In the last year Ridouts has seen many providers switch over from paper records to electronic care systems. It appears that across the sector there is a push to transition to paperless care recording. It has been said that this will allow providers to improve governance within their services, achieve better compliance with the regulations, and achieve better outcomes for service users.
Electronic care systems help to improve efficiency and completeness of care records. By having care records in one place, on one platform where all carers can access them, it should reduce the amount of time spent recording care and increase the time spent delivering care and having meaningful engagement with service users. However, at Ridouts we have also seen the CQC criticise service providers for using electronic care recording and monitoring systems on the basis that the records are not detailed enough to ensure that care is provided in a way that sufficiently meets service users’ needs and preferences. In particular, concerns have been raised by the CQC around the language used on such systems as not showing dignity or respect towards service users.

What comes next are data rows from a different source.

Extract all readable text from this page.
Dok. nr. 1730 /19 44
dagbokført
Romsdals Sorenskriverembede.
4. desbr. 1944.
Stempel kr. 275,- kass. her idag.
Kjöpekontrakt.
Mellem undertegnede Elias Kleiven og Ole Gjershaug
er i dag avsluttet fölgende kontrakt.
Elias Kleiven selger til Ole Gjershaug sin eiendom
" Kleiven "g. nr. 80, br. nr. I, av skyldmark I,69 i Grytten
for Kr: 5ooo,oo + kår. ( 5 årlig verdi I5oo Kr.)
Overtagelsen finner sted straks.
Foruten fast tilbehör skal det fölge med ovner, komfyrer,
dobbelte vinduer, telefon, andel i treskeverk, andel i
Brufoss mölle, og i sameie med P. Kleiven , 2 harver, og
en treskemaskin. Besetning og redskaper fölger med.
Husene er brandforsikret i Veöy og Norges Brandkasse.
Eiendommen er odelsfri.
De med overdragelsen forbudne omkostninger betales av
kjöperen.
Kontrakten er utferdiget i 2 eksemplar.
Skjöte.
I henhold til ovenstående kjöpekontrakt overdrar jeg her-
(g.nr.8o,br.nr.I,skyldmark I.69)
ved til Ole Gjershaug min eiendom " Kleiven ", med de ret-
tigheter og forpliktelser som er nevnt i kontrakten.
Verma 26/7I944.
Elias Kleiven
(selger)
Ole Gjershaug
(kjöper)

However, even the CQC appears to be changing its tune on electronic care recording. Recently the CQC were testing a new system to gauge service users’ satisfaction via icons. This system involved CQC inspectors to use “talking mats”, which is an interactive symbols tool it uses to help meet people’s communication needs. Despite the CQC endorsing this approach to recording information on service user satisfaction, Ridouts has seen the CQC criticise a provider for using such icons to record the type of care received on the basis that it was not sufficiently detailed to show what care was delivered and that the stock phrases indicated a lack of dignified and respectful language which implied the care was inadequate.
Whilst this may not be true of the care that was actually delivered, it seems that providers will need to be wary of the content of entries in their electronic care systems when it comes to keeping a record of care. It is one thing to use simplified symbols to help people express themselves, but when using it as a record of care there needs to be more detail according to the CQC.
If providers choose to switch over from a paper to electronic care system they should be cautious and ensure that the system they use will continue to comply with the regulations in the same way that their paper system did. This will be especially prevalent when it comes to treating service users with dignity and respect, meeting service users’ preferences, and ensuring that person centred care is delivered.
The following would be good measures to have in place when switching to electronic care systems:
- Set up a system for transitioning and tracking progress
- Complete care plan audits as they are moved from paper to the digital system
- Ensure oversight is in place for electronic care systems
- Train all staff on the use of the new electronic care system
- Ensure staff are aware of how to enter personalised notes on the care delivered to service users
- Ensure care notes use dignified and respectful language
- Ensure care notes are clear and up to date
- Ensure care notes are personalised to the needs of each service user and not blanket instructions
Whilst there are benefits to using technology to increase the quality of care provided, providers will need to be wary of making the delivery of care a tick box exercise for record keeping purposes. The care notes still need to be personalised and reflective of dignified and respectful care in order to demonstrate that a provider is meeting its regulatory duties.